Scott Carrier has done it in Mother Jones magazine, in a story about slavery, or human trafficking as it's often called, in Cambodia. It's called In a Brothel Atop Street 63. (And I'm pleased to note there is a link to A Tragedy of No Importance right next to it.)
Scott's story ranges from the personal to the global in easy strides, making connections that are not often often enough made. Much as I appreciate the attention that the Times's Nick Kristof brings to under-reported issues like modern slavery, his approach is sometimes shallow and his strategies counterproductive. Scott doesn't make that mistake.
I don't know how long he was in Cambodia, but I lived just off Street 63 -- on a few occasions actually -- and there, and elsewhere in Cambodia, I saw many things, some of which I wish I hadn't seen. He gets it right, without playing the savior. An example:
The political system in Cambodia is shaped like a pyramid, where the people on the top can commit unspeakable crimes and the people on the bottom have no rights at all. Money, in the form of bribes and extortions, flows upward through the pyramid, and violence comes back down. This is the cultural mechanism of impunity. It’s where the slaves come from.

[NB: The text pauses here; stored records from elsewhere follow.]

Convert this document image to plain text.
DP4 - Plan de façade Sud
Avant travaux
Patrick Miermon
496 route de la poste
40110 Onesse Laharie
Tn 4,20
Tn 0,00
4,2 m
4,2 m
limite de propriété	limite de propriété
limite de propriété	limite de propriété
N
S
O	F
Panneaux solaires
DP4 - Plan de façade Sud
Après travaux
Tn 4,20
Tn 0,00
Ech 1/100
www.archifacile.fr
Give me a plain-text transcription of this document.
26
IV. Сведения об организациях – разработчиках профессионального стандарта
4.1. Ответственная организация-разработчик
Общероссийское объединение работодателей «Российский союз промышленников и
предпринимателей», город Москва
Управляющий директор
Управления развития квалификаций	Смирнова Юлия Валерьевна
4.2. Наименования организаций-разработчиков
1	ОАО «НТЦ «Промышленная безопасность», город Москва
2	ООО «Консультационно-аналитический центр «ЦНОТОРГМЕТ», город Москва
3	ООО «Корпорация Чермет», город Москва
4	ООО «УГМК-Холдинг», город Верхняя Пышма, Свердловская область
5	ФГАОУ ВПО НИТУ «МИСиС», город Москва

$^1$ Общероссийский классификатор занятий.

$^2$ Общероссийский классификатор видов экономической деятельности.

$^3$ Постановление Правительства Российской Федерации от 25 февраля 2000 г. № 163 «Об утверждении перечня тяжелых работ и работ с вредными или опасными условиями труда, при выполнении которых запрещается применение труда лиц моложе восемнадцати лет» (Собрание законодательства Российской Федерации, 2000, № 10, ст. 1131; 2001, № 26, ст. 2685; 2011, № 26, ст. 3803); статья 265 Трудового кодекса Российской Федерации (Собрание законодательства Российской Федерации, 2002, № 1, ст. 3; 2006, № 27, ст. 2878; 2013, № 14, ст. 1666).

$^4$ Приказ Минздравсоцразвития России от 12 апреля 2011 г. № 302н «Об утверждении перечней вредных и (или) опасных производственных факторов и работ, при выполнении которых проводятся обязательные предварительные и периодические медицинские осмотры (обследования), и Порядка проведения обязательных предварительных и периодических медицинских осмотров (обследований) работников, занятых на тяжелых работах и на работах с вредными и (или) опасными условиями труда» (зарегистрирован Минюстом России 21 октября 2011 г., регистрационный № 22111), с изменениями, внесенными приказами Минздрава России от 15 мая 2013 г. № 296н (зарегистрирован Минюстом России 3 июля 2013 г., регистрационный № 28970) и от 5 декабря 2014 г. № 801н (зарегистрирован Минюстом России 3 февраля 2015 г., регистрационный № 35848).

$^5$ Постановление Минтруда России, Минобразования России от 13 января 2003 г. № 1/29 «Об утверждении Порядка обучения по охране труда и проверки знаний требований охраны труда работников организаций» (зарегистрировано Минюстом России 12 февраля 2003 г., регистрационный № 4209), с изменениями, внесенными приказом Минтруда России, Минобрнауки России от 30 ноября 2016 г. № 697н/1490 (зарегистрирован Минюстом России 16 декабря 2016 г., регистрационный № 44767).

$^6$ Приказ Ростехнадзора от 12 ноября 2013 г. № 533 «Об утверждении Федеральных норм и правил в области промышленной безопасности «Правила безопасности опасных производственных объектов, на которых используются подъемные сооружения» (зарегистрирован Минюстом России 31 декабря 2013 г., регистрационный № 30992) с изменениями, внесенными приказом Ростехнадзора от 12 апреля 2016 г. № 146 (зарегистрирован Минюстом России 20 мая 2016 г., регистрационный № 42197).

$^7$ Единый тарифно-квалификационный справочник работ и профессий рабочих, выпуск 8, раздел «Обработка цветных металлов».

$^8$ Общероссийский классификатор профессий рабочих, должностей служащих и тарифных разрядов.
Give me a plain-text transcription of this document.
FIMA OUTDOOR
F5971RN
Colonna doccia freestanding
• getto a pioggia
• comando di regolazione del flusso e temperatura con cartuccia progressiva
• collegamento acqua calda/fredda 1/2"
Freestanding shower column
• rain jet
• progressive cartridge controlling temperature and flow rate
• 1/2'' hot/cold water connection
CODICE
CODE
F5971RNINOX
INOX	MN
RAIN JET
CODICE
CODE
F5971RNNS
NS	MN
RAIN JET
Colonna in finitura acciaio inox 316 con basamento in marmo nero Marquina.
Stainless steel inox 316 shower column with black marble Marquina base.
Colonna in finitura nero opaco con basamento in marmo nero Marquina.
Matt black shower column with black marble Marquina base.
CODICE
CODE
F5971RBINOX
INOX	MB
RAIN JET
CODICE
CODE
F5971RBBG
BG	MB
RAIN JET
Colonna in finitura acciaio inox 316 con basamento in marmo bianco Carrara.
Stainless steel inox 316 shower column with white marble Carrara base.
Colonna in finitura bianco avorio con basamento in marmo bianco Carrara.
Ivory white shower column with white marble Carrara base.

The U.S. State Department has published in its 2004 report on human trafficking that high-ranking members of the Cambodian government are directly involved in, and profit from, the sale of human beings—among the aid workers monitoring the trafficking, this is a well-known fact. The names are known but they are not spoken.
There is silence in the face of evil, and under this silence the phrase “human trafficking” becomes a bullshit term, propaganda, a way of labeling something we don’t understand in order to throw a lot of money at it while loudly saying we are winning the war against it.
That very short excerpt doesn't do justice to the whole article, which you should read when you get a chance. It's a story I wish I'd written, or could write.